My last day at my shitty, shitty job.
Well, this is it. My last day.
Yesterday I cleaned up my cubicle. I've never enjoyed cleaning, but I was having a fantastic time. The rest of the day was spent filling out paper work, revising contracts, and talking to the accountant here about what I need to do for tax purposes. With all this tax talk, I wonder if I've gotten in over my head. I'm not good with numbers or budget or keeping receipts or anything. I've talked to a couple people around the office about it, and the opinion is basically this: ripping the government off and fudging your taxes is much easier than doing it the right way. Until they make it easier to do things correctly, do them the best you know how and claim ignorance if the IRS comes knocking. Sounds like good advice to me.
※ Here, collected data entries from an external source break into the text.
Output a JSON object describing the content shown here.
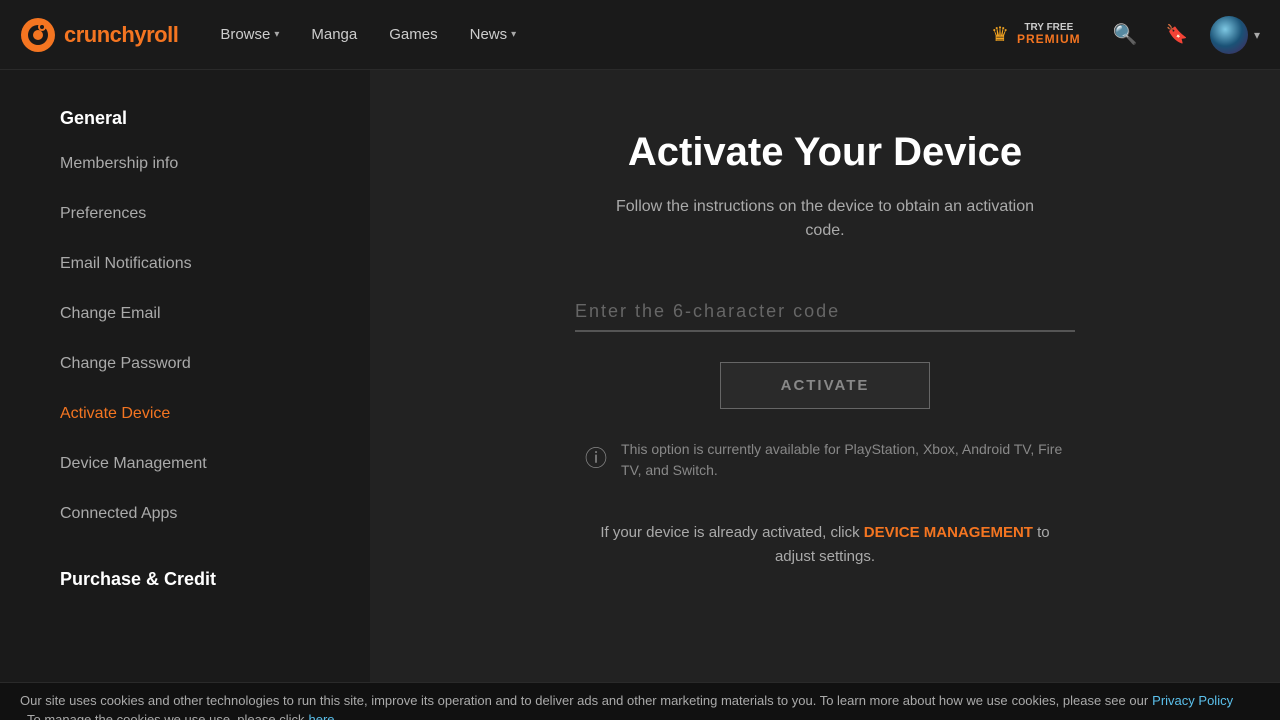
{
  "header": {
    "logo_text": "crunchyroll",
    "nav_items": [
      {
        "label": "Browse",
        "has_dropdown": true
      },
      {
        "label": "Manga",
        "has_dropdown": false
      },
      {
        "label": "Games",
        "has_dropdown": false
      },
      {
        "label": "News",
        "has_dropdown": true
      }
    ],
    "premium": {
      "try_free": "TRY FREE",
      "label": "PREMIUM"
    },
    "icons": {
      "search": "🔍",
      "bookmark": "🔖",
      "chevron": "▾"
    }
  },
  "sidebar": {
    "sections": [
      {
        "title": "General",
        "items": [
          {
            "label": "Membership info",
            "active": false
          },
          {
            "label": "Preferences",
            "active": false
          },
          {
            "label": "Email Notifications",
            "active": false
          },
          {
            "label": "Change Email",
            "active": false
          },
          {
            "label": "Change Password",
            "active": false
          },
          {
            "label": "Activate Device",
            "active": true
          },
          {
            "label": "Device Management",
            "active": false
          },
          {
            "label": "Connected Apps",
            "active": false
          }
        ]
      },
      {
        "title": "Purchase & Credit",
        "items": []
      }
    ]
  },
  "main": {
    "title": "Activate Your Device",
    "subtitle": "Follow the instructions on the device to obtain an activation code.",
    "input_label": "Enter the 6-character code",
    "input_placeholder": "",
    "activate_button": "ACTIVATE",
    "info_text": "This option is currently available for PlayStation, Xbox, Android TV, Fire TV, and Switch.",
    "device_mgmt_text_before": "If your device is already activated, click",
    "device_mgmt_link": "DEVICE MANAGEMENT",
    "device_mgmt_text_after": "to adjust settings."
  },
  "cookie": {
    "text_before": "Our site uses cookies and other technologies to run this site, improve its operation and to deliver ads and other marketing materials to you. To learn more about how we use",
    "text_middle": "cookies, please see our",
    "privacy_link": "Privacy Policy",
    "text_after": ". To manage the cookies we use use, please click",
    "here_link": "here"
  },
  "colors": {
    "orange": "#f47521",
    "background": "#1a1a1a",
    "content_bg": "#222222",
    "text_muted": "#aaaaaa",
    "link_blue": "#5bc0eb"
  }
}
I also burned some stuff to CD that I want to keep around as back up for when I'm working from home. I cleared off as much as I could, including personal stuff that's collected here throughout my year of working on this computer. People have put dibs on all my stuff, so they kept coming around yesterday to take my scanner, zip drive, monitors, one of my other computers, and whatever other cool toys I had laying around.
Today was the last all employee meeting I will ever attend for this company. I was shocked at what was revealed: August was a profitable month for Iona. The first profitable month since I've been here. Way to go out with a bang. The owner and president of the company made it a special point to announce my last day and thank me for quitting before he had to start firing. As I looked around the room at this all employee meeting, I couldn't help but think back to what it was like at my FIRST all employee meeting. There were many more people. So many that we couldn't even all fit in the conference room. When I signed on to Iona, I was the 48th employee they had. I'm leaving Iona with 33 remaining employees. That's a big jump. I joined a multimedia team here that was 12 people strong. I'm leaving it with 4 remaining multimedia production people. Weird.
One of my supervisors came up to me the other day and said he knew about the lunch that was planned as my last lunch here, but someday next week, he, Jim, and Shane (the cool kids of Iona I speak so highly of all the time) are going to take me to a "real" lunch at CC. CC is Iona talk for Club Cabaret, which is a strip club just outside of Peoria. I don't know if that invitation will ever pan out, but if they really do invite me, I'll certainly go. I mean, not for the strip club, just to strengthen the bonds I have to Iona of course.
I'll have to apologize for the lengths of my posts these days. I realize they're long and pretty self serving. But what can I say? I'm taking a big step, and it's weighing heavily on my mind right now. Will I make it as a freelancer? Will I have to stop eating? Will I survive well on a schedule where I don't know when my next paycheck is coming, and from where? How will I find business?
Ah, lots of questions to be answered.
I'm still confident in my decision. Even in the face of all the risks, I know it was right for me. Even knowing that it's possible that I'll fail miserably and end up working at a company either the same or worse than Iona, I know that I have to try. I would hate to be working here for the next 15 years, only to look back and wonder what would have happened if I had tried something else.
In a way, this is like graduating. It's closing one door to a section of my life and opening another.
My new life begins in less than 6 hours. Whoa.